La nuova alba dark di De Cataldo
In una Roma disperata e violenta, l’autore di Romanzo criminale ambienta un libro feroce
Viaggio al termine della notte, tra balordi, disperati, fascisti che sognano la pena capitale, nemici dichiarati, amici ambigui, assassini e rivelazioni in grado di riaprire vecchie ferite, illuminare la verità, far ritrovare il sentiero a chi da tempo si sente ai margini della strada. In una Roma inquieta e inquietante, più
simile a Ciudad Juárez che alla pur decadente cartolina contemporanea, con una violenza sottesa che affiora fino a sommergere il quadro spazzando via tutto ciò che incontra sul proprio cammino, Giancarlo De Cataldo ha scritto uno dei suoi libri più riusciti.
In Alba nera (Rizzoli, pagg. 315, € 19) a indirizzare i destini incrociati dei protagonisti (Alba
Doria, la commissaria narcisa e sociopatica già incontrata in Sbirre, il biondo, un poliziotto che ricorda il Lino Ventura di certi noir d’antan, e il dottor Sax, l’eminenza grigia dei servizi segreti appassionato di John Coltrane non meno delle trame di Stato animate dalla «ditta») è la scrittura.
Alta e feroce, così cinematografica da trascinare il lettore nell’avventura da testimone oculare e così sadica da costringerlo a chiudere gli occhi quando la realtà è più orribile di qualsiasi ipotetica fantasia.
Nel disegnare una trama perfetta in cui quello che è non somiglia mai a ciò che sembra, in un gioco di specchi e di mìmesi, De Cataldo dimostra di averne disegnando un ritratto desolato e desolante di una società
in decomposizione.
Morte le vittime sul terreno, morte le illusioni, morta la pietà. Ogni cosa, a partire dalla sessualità, è virata a nero, bagnata da pioggia sporca, brutalmente messa in commercio come un bene da consumare appellandosi al solo male. L’altro grande tema di Alba nera è il
passato. Sfuggirgli è impossibile, ricordarlo per com’era illusorio.
Partendo dai ricordi, sembra dirci De Cataldo, è quasi impossibile ricostruire una verità filologica.
Troppe ombre nella memoria, troppi errori, troppe tracce lasciate cadere per potersi illudere di comporre il mosaico.
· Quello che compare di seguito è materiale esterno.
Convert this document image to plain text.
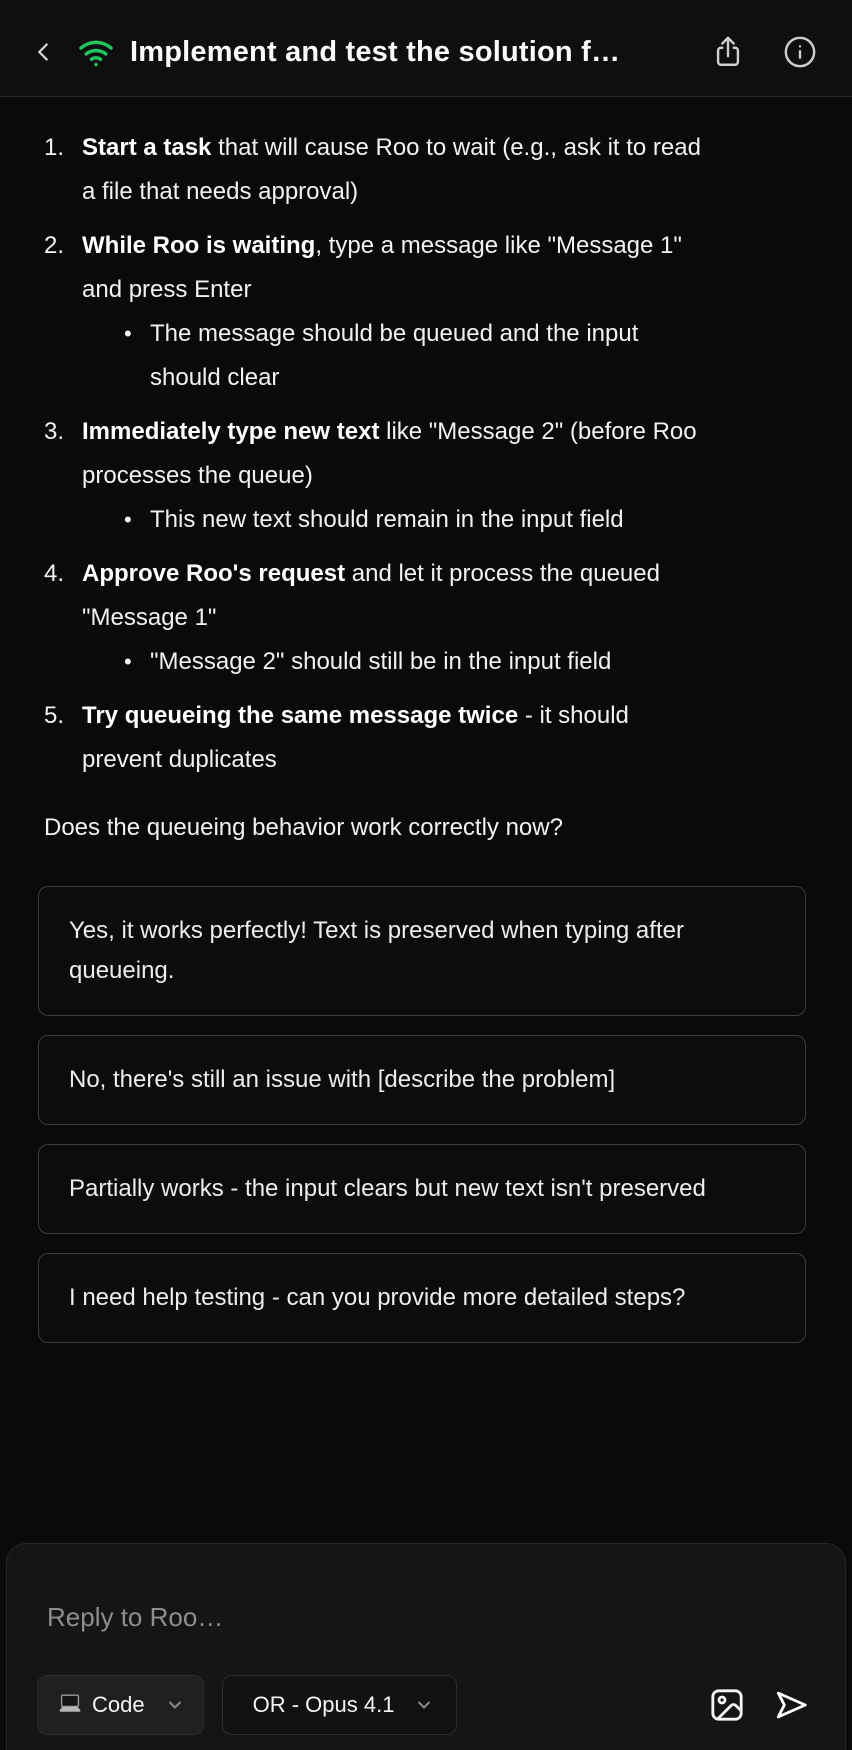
Implement and test the solution f…
1. Start a task that will cause Roo to wait (e.g., ask it to read a file that needs approval)
2. While Roo is waiting, type a message like "Message 1" and press Enter
• The message should be queued and the input should clear
3. Immediately type new text like "Message 2" (before Roo processes the queue)
• This new text should remain in the input field
4. Approve Roo's request and let it process the queued "Message 1"
• "Message 2" should still be in the input field
5. Try queueing the same message twice - it should prevent duplicates
Does the queueing behavior work correctly now?
Yes, it works perfectly! Text is preserved when typing after queueing.
No, there's still an issue with [describe the problem]
Partially works - the input clears but new text isn't preserved
I need help testing - can you provide more detailed steps?
Reply to Roo…
Code	OR - Opus 4.1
Non
c’è consolazione nel racconto di De Cataldo ed è persino vano tentare di rifugiarsi nell’infanzia. Non ci sono stagioni: «Gennaio sta passando, ma il freddo non accenna ad allentare la sua morsa». Perché ogni stagione nel correre a tutta velocità verso lo sprofondo sembra evocare il giorno prima.
E ancora, quasi conseguentemente, non c’è leggerezza possibile, là dove imperano paura e disgusto, viscidi mediatori, insabbiatori di
professione, lettini di analisti che nulla risolvono e ogni cosa ingarbugliano perché la realtà è frammentata, insondabile, inafferrabile. Tra reietti all’ultima curva della
loro esistenza. Non sempre ben spesa, non sempre sincera, quasi mai assolvibile che il tribunale sia terreno o divino.
Dove il sole non ha mai battuto un colpo, l’alba può essere solo nera.